Loading robot producer Senad secures $44 million Series C round

  • Industrial embodied AI firm bets on “world model” for loading automation
  • System simulates object deformation and stack stability before robot action

Industrial embodied AI robotics company Senad (赛那德) has raised 300 million yuan ($44 million) in a Series C round of funding, as it pushes deeper into commercial deployment of logistics automation systems.

The round was led by by digital freight platform Full Truck Alliance, with participation from Haitong Capital, Huayi Ventures and two Oriza Holdings-managed funds.

Existing shareholders including Fortune Capital, Long Capital and Prime Light Capital also increased their stakes, according to the company.

Dual-core architecture

The funding comes as Senad debuts what it calls the world’s “first physical engine” tailored to vertical in-warehouse cargo loading scenarios.
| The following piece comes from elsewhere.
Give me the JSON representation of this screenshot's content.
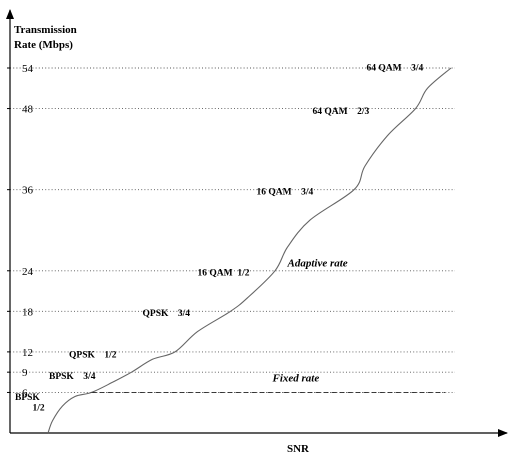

Founded in 2012 and headquartered in Zhejiang’s Jiaxing, Senad said the capital will be used to accelerate mass production and delivery of its iLoabot series of embodied loading robots, as well as R&D on its dual-core architecture combining an “industrial brain” and a “robotic cerebellum.”

Alongside the funding announcement, the company launched Senad Robot Insight-World V3.0, a world model designed specifically for logistics unloading and loading environments.

Compensating for VLA’s shortcomings

Unlike conventional vision-language-action (VLA) systems that react to what they see in real time, Senad’s model introduces spatial-temporal prediction, trained on large-scale real-world interaction data.

The system allows robots to simulate how cargo stacks will deform and shift before making a grasp.

In traditional loading scenarios, robots typically decide grasping actions based on a single camera frame. But when boxes are stacked, weight pressure can cause deformation or instability, increasing the risk of collapse or damage if the robot misjudges force or angle.

Senad’s system instead “rehearses” physical outcomes in advance—predicting how stacks will shift under different grasping strategies and selecting the safest and most stable approach before execution.

Predictive machines

The company said this shift effectively turns loading robots from reactive machines into predictive systems, improving performance in unstructured environments and significantly enhancing success rates and operational safety.

Senad said its iLoabot-M autonomous unloading robot has achieved a 100% success rate in structured environments and around 80% in certain unstructured scenarios.

Through a closed-loop system of real-world data capture and virtual model iteration, the company has also accumulated a rare dataset on cargo shapes and stacking patterns, it added.

Logistics and FMCG customers

Senad’s robots are now deployed at scale in sectors including tobacco, beverages and pharmaceuticals, with customers such as JD.com, SF Express and snack brand Three Squirrels.

The company said it is the only embodied loading robotics firm in China with proven commercial deployment at scale.

Its product portfolio includes autonomous loading, heavy-duty loading, bulk unloading and heavy-load humanoid systems covering end-to-end logistics scenarios.

It has also exported to more than 20 countries and regions in North America, Japan, South Korea and Western Europe.